Seizure intractability in patients with mesial temporal lobe epilepsy caused by hippocampal sclerosis as compared to mesiotemporal cavernomas
Introduction: The success of drug treatment is associated to the epilepsy syndrome and the underlying pathology, hippocampal sclerosis being an important risk factor for seizure recurrence. However, other mesiotemporal lesions like mesiotemporal cavernomas are also associated with a higher risk of intractability as compared to patients with extra-mesiotemporal lesions. The aim of the present study was to evaluate differences in seizure control as well as seizure semiology in patients with mesial temporal lobe epilepsy (MTLE) caused by either hippocampal sclerosis or cavernomas.

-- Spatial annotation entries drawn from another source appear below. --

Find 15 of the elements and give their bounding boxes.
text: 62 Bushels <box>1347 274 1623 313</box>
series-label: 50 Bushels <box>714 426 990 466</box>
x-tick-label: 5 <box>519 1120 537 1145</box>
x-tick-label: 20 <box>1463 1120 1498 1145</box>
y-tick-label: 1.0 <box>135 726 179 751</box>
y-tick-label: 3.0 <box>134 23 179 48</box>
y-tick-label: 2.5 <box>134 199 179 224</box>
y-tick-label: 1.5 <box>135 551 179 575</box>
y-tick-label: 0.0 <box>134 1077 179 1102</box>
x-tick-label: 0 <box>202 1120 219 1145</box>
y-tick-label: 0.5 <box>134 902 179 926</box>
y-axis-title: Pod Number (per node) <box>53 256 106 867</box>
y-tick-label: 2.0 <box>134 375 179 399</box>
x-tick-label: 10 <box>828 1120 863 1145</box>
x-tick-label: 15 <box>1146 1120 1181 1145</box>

Methods: Data of eleven patients with mesiotemporal cavernomas and 33 patients with hippocampal sclerosis (sex-matched) were evaluated retrospectively. Drug resistance and seizure freedom after epilepsy surgery were compared using the Mann-Whitney test. Other parameters like seizure semiology, seizure frequency, initial precipitating events and risk factors for epilepsy as well as psychiatric comorbidity were evaluated in an exploratory analysis using χ2 and Mann-Whitney tests.

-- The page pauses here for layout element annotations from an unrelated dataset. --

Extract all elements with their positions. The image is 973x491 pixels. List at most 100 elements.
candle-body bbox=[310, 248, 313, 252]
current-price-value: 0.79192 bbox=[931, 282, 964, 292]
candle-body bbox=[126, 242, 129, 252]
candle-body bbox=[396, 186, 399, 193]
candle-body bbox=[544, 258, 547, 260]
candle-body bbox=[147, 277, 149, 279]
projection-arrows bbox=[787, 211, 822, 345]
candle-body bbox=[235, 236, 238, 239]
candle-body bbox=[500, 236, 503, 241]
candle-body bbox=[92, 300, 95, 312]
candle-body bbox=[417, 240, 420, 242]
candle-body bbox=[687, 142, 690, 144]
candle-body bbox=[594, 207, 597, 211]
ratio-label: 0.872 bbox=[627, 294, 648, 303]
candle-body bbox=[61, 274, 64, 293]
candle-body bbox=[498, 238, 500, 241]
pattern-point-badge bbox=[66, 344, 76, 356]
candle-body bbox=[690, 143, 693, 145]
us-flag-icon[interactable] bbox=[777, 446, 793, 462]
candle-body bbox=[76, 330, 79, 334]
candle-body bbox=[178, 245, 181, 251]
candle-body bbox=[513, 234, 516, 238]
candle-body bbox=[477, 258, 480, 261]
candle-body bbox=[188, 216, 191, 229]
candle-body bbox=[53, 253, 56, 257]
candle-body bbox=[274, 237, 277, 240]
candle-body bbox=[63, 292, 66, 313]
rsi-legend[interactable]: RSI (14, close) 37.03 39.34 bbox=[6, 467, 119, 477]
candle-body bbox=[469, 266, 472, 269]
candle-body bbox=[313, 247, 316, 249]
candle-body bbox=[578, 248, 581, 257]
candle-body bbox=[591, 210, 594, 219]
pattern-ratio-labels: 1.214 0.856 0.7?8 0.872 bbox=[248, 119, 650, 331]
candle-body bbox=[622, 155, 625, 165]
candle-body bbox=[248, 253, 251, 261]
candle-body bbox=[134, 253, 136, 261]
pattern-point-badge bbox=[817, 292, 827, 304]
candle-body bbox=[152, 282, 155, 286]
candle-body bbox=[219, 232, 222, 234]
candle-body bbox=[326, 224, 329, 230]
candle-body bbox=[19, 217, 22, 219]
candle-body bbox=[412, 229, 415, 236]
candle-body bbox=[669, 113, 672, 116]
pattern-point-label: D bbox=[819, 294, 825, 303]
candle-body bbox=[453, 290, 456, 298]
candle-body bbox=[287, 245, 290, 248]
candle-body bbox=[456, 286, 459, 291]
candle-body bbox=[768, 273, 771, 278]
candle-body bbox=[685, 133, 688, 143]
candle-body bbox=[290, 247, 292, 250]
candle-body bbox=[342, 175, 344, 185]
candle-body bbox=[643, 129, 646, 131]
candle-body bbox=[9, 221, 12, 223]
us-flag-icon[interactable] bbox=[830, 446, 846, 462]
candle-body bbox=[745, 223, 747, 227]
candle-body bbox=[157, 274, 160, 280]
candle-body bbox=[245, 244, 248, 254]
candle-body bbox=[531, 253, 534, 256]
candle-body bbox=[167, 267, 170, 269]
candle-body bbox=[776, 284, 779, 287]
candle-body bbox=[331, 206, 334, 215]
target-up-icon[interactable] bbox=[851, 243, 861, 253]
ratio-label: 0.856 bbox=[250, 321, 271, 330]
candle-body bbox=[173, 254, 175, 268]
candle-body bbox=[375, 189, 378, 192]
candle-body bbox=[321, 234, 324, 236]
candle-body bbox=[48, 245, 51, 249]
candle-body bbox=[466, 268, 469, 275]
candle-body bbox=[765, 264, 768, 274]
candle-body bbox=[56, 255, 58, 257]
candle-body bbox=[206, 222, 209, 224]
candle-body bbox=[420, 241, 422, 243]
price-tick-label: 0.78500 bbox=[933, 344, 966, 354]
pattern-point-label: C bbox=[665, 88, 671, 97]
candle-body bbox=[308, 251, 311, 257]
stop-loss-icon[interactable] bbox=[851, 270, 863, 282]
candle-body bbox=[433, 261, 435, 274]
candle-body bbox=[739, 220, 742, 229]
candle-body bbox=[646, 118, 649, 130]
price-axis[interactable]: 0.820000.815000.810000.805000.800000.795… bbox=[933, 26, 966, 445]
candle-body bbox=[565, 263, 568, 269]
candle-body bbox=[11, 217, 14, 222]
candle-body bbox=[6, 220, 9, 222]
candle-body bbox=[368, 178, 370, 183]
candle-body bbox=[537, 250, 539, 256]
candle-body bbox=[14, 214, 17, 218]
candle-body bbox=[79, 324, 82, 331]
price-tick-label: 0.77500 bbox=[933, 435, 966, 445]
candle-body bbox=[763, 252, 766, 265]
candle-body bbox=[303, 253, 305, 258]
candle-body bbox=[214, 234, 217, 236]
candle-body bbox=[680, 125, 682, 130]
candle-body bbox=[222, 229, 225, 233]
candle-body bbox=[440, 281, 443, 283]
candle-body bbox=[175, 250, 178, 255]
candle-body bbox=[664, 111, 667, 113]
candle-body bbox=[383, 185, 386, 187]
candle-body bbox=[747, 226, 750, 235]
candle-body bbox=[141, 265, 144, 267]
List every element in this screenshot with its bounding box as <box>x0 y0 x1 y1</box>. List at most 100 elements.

Results: Patients with MTLE caused by HS suffered more often from drug resistance (P=0.003) and tended to be less often seizure free after epilepsy surgery (P=0.036) as compared to patients with cavernomas. The exploratory analysis revealed a somewhat higher percentage of patients with HS to present with aura, especially epigastric aura (P=0.049) and complex partial seizures (P=0.086). Seizure frequency tended to be higher in patients with MTLE due to HS (median seizure frequency 6.5 vs. 1.5 per month, P=0.057) and those patients more often had a history of an initial precipitating event (P=0.034). The other parameters did not show relevant differences between patients with HS and mesiotemporal cavernomas.

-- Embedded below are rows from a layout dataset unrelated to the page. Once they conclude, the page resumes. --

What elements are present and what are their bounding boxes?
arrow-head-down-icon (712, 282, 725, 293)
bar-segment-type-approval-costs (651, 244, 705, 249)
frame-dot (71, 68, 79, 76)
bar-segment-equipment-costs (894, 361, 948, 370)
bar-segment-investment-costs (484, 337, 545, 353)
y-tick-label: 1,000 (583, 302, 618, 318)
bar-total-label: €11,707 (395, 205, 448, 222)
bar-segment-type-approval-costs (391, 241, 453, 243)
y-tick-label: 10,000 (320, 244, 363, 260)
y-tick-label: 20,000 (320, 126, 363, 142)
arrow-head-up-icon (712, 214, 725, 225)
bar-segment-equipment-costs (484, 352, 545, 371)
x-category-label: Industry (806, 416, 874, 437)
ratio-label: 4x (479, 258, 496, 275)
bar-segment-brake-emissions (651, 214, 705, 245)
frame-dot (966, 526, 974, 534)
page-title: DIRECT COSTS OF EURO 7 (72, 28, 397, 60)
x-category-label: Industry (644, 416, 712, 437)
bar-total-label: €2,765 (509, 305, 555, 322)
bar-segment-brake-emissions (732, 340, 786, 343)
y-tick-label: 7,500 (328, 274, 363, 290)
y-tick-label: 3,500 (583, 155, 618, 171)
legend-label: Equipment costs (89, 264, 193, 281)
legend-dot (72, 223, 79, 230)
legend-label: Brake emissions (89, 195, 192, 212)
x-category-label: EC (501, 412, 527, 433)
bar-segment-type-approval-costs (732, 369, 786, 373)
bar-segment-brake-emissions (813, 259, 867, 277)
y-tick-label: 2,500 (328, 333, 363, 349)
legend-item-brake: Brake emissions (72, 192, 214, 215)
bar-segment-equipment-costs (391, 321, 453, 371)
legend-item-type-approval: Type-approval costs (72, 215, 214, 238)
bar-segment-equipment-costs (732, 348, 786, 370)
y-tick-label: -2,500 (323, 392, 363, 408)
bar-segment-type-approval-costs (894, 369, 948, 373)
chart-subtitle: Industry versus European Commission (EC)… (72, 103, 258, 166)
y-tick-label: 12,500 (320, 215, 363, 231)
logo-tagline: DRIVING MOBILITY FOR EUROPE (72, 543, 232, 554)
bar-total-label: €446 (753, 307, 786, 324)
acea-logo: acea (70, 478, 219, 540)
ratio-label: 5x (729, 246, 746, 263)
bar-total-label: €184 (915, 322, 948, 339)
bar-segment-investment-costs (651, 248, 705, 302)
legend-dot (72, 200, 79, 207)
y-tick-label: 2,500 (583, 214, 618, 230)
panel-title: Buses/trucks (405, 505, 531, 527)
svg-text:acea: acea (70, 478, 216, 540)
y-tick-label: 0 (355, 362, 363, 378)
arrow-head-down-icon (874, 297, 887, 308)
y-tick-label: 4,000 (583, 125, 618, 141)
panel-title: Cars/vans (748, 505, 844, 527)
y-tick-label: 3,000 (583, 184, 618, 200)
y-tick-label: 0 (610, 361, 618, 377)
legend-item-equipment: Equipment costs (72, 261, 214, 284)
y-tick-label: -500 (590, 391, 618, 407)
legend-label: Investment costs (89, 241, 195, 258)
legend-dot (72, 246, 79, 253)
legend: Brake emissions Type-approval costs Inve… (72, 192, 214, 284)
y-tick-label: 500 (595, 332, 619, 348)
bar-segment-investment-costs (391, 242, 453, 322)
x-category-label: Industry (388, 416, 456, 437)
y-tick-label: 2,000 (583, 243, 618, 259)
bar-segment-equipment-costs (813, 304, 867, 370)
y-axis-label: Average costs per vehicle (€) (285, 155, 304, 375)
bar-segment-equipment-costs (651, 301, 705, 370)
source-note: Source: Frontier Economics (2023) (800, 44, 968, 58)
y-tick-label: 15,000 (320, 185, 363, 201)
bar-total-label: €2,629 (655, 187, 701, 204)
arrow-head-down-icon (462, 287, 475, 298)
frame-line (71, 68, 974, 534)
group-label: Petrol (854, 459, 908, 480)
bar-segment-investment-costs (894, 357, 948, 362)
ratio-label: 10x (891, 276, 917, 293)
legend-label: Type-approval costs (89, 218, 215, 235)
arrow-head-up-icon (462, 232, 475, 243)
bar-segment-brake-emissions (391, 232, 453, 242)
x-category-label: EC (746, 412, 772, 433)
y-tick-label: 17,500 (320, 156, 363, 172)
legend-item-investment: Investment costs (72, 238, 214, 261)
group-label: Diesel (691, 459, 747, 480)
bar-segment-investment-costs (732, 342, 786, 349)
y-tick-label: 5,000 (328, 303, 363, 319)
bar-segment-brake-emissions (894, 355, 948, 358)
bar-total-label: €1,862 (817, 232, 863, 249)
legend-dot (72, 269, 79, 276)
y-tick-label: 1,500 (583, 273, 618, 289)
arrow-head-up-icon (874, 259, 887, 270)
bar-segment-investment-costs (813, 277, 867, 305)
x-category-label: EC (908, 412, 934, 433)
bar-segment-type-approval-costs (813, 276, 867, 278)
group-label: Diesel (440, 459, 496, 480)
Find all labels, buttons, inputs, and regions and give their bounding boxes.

Discussion: The results suggest that patients with MTLE caused by HS are more likely to suffer from drug resistant epilepsy as compared to patients with MTLE caused by a cavernoma. Additionally, they tend to show a less favourable postoperative outcome and a higher seizure frequency. This information is important for counselling patients regarding their risk of seizure intractability and their chance to be seizure free after epilepsy surgery.